Mr Clephan's views were echoed by Chris Edwards, chief executive of Education Leeds, which runs the city's school support services.
"League tables alone can never give parents a true picture of a school," he said.
"They simply cannot reflect all the brilliant work in our schools. Some of our most innovative, inclusive schools, are also those which face the biggest challenges.
"Despite transforming learning in their communities they do not always appear at the top of league tables.
"If parents and carers want to understand their local school they should take every opportunity to visit open days, see the teaching and learning in action and talk to some of the wonderful, talented people who could help their child to achieve his or her potential."
'Government's lies maintaining the tyranny of harmful school league tables'LEAGUE tables are misleading, hold down struggling schools and harm the teaching of activities like sport, music and drama.
These claims were made this week by bosses at Eton, left, and St Paul's – two of the country's most prominent private schools that are boycotting this year's performance tables,
Head teachers at the two independent schools – which regularly appear at the top of the national league tables – will refuse to submit their results to the Independent Schools Council for publication in August, following the release of grades in A-levels and GCSEs.

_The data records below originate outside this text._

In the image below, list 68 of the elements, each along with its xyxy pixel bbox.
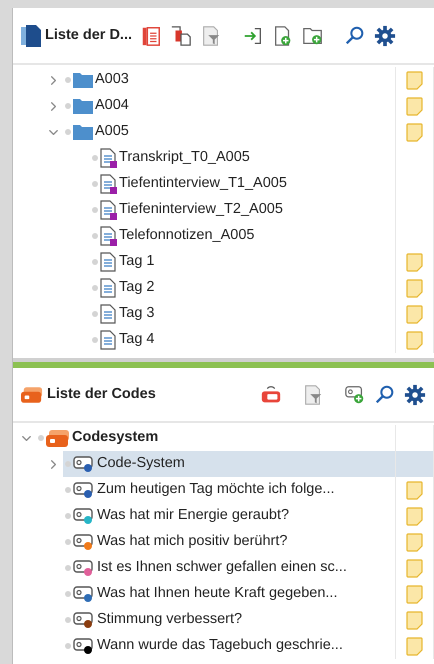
- memo-icon: [406, 610, 423, 630]
- tree-item-label[interactable]: Tag 2: [119, 277, 154, 299]
- folder-icon: [73, 124, 93, 140]
- panel-title: Liste der Codes: [47, 384, 156, 404]
- memo-icon: [406, 532, 423, 552]
- document-icon: [100, 278, 117, 298]
- tree-item-label[interactable]: Was hat Ihnen heute Kraft gegeben...: [97, 583, 338, 605]
- document-icon: [100, 330, 117, 350]
- tree-item-label[interactable]: Transkript_T0_A005: [119, 147, 250, 169]
- tree-item-label[interactable]: Tag 3: [119, 303, 154, 325]
- code-icon: [73, 611, 95, 629]
- code-icon: [73, 637, 95, 655]
- copy-icon[interactable]: [170, 24, 192, 46]
- memo-icon: [406, 558, 423, 578]
- settings-icon[interactable]: [374, 24, 396, 46]
- code-system-icon: [21, 386, 43, 402]
- tree-item-label[interactable]: Tiefeninterview_T2_A005: [119, 199, 283, 221]
- tree-item-label[interactable]: Tag 1: [119, 251, 154, 273]
- tree-item-label[interactable]: Tag 4: [119, 329, 154, 351]
- tree-item-label[interactable]: Codesystem: [72, 427, 158, 449]
- code-icon: [73, 533, 95, 551]
- code-system-icon: [46, 430, 70, 446]
- selected-tree-row[interactable]: Code-System: [63, 451, 434, 477]
- document-icon: [100, 226, 117, 246]
- panel-title: Liste der D...: [45, 26, 132, 45]
- tree-item-label[interactable]: Telefonnotizen_A005: [119, 225, 254, 247]
- code-icon: [73, 481, 95, 499]
- code-icon: [73, 507, 95, 525]
- tree-item-label[interactable]: A005: [95, 121, 129, 143]
- document-icon: [100, 304, 117, 324]
- clipboard-icon[interactable]: [140, 24, 162, 46]
- code-icon: [73, 585, 95, 603]
- tree-item-label[interactable]: Ist es Ihnen schwer gefallen einen sc...: [97, 557, 347, 579]
- memo-icon: [406, 122, 423, 142]
- memo-icon: [406, 480, 423, 500]
- memo-icon: [406, 304, 423, 324]
- folder-icon: [73, 98, 93, 114]
- tree-item-label[interactable]: Wann wurde das Tagebuch geschrie...: [97, 635, 343, 657]
- documents-icon: [21, 24, 41, 46]
- code-icon: [73, 455, 95, 473]
- new-code-icon[interactable]: [344, 384, 366, 406]
- document-icon: [100, 148, 117, 168]
- memo-icon: [406, 506, 423, 526]
- memo-icon: [406, 252, 423, 272]
- tree-item-label[interactable]: Stimmung verbessert?: [97, 609, 242, 631]
- tree-item-label[interactable]: Code-System: [97, 453, 185, 475]
- tree-item-label[interactable]: A003: [95, 69, 129, 91]
- folder-icon: [73, 72, 93, 88]
- tree-item-label[interactable]: Tiefentinterview_T1_A005: [119, 173, 287, 195]
- memo-icon: [406, 70, 423, 90]
- memo-icon: [406, 330, 423, 350]
- search-icon[interactable]: [344, 24, 366, 46]
- memo-icon: [406, 636, 423, 656]
- tree-item-label[interactable]: A004: [95, 95, 129, 117]
- memo-icon: [406, 278, 423, 298]
- document-icon: [100, 252, 117, 272]
- document-icon: [100, 200, 117, 220]
- memo-icon: [406, 96, 423, 116]
- code-refresh-icon[interactable]: [260, 384, 282, 406]
- settings-icon[interactable]: [404, 384, 426, 406]
- tree-item-label[interactable]: Was hat mir Energie geraubt?: [97, 505, 290, 527]
- document-icon: [100, 174, 117, 194]
- search-icon[interactable]: [374, 384, 396, 406]
- filter-icon[interactable]: [302, 384, 324, 406]
- memo-icon: [406, 584, 423, 604]
- tree-item-label[interactable]: Was hat mich positiv berührt?: [97, 531, 288, 553]
- code-icon: [73, 559, 95, 577]
- tree-item-label[interactable]: Zum heutigen Tag möchte ich folge...: [97, 479, 335, 501]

Martin Stephen, the high master of St Paul's boys school in west London, urged other schools to follow their lead and rise up against the "tyranny" of the league tables.
He said the tables were misleading to parents, in part because they treated exam results for subjects like general studies as if they were the equivalent of traditional disciplines like maths and physics.

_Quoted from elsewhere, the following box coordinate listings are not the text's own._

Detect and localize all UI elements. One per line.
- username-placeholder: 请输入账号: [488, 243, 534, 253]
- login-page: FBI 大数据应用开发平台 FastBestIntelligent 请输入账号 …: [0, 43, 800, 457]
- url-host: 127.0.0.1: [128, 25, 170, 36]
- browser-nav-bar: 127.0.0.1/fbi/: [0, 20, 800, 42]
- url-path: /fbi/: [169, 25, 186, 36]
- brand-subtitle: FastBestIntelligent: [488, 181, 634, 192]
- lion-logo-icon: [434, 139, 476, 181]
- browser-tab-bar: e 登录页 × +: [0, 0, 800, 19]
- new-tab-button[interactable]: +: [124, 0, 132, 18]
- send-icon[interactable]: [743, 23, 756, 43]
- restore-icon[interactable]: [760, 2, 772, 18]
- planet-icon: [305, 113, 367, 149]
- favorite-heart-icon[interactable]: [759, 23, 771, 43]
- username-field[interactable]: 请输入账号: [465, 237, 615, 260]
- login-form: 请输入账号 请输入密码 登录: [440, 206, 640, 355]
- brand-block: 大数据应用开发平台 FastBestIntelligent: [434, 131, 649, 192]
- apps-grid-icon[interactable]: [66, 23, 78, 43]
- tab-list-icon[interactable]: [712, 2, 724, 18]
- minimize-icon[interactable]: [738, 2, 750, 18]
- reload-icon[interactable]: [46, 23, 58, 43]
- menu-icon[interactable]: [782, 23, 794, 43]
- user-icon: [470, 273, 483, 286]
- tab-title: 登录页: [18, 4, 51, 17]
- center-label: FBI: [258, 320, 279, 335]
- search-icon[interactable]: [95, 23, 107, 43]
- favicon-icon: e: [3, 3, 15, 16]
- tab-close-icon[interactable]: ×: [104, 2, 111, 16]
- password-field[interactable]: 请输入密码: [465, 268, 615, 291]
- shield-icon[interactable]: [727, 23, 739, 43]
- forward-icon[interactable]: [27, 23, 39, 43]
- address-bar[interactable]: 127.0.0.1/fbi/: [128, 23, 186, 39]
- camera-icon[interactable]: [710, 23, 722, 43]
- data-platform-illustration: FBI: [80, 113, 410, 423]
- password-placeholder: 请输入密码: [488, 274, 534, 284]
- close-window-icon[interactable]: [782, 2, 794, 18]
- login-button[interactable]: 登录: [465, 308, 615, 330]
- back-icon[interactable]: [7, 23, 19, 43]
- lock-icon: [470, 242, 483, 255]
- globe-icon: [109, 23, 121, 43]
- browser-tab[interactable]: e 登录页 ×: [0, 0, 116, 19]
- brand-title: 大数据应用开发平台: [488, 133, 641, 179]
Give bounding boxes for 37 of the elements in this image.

"The league tables have exerted tyranny over schools for 15 years, and I think it is time Les Miserables rose up," said Dr Stephen.

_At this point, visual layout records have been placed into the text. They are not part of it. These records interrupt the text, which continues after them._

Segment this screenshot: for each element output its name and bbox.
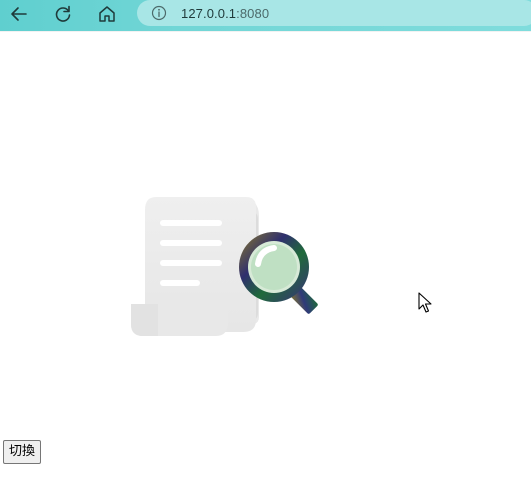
home-icon bbox=[99, 6, 115, 22]
home-button[interactable] bbox=[92, 0, 122, 28]
back-arrow-icon bbox=[11, 7, 27, 21]
url-text[interactable]: 127.0.0.1:8080 bbox=[181, 6, 269, 21]
mouse-cursor-icon bbox=[418, 292, 432, 313]
url-port: :8080 bbox=[236, 5, 270, 21]
url-host: 127.0.0.1 bbox=[181, 5, 237, 21]
address-bar[interactable]: 127.0.0.1:8080 bbox=[137, 0, 531, 26]
back-button[interactable] bbox=[4, 0, 34, 28]
browser-toolbar: 127.0.0.1:8080 bbox=[0, 0, 531, 31]
switch-button[interactable]: 切換 bbox=[3, 440, 42, 464]
reload-icon bbox=[55, 5, 71, 22]
empty-state-illustration bbox=[128, 192, 333, 342]
reload-button[interactable] bbox=[48, 0, 78, 28]
info-icon[interactable] bbox=[151, 5, 167, 21]
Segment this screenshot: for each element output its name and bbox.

"Nobody in the world, apart from those in Whitehall, believes for instance that A-level general studies counts as a full A-level, yet the January league tables religiously, year after year, keep saying that it does.
"These league tables are a lie and I am a school master and I tell pupils not to tell lies and I think I should tell the Government not to tell lies."
He added: "They have not to my knowledge ever helped a school at all. Education should be a life-jacket - it should hold people up.
"What these league tables do is give complete nervous breakdowns to the schools at the top, in case they fall out of the top. And instead of acting like a life-jacket, they take a weak school and hold its head underwater.
"No school I have ever known has been improved by league tables. What they do is put a brand on a school's forehead, they bring it into disrepute and hold it back."
The league tables, he said, measured the wrong things and encouraged schools to divert time and resources away from activities which help children to develop the skills they need for modern life, such as sport, music and drama.
Dr Stephen said he accepted that schools have to publish their results, but said a more sophisticated system should be employed to enable parents to judge how well a school is performing in relation to those with which it is genuinely comparable. The current system "compares apples and pears as if they were the same thing", he said.
"They have produced these league tables which cast schools as failures, but they do it on the wrong information," he said.
"We are not arguing that results shouldn't be published. A far more sane system would be for the Government to take each type of school and produce a mean performance for that type of school, so parents know what an inner-city urban comprehensive should be achieving."
A spokeswoman for the Department for Children, Schools and Families said: "Transparency and accountability in the schools system are non-negotiable. Parents do not want to go back to a world where schools were closed institutions.
"Parents have a clear right to know how well their school is doing and publication of results is here to stay."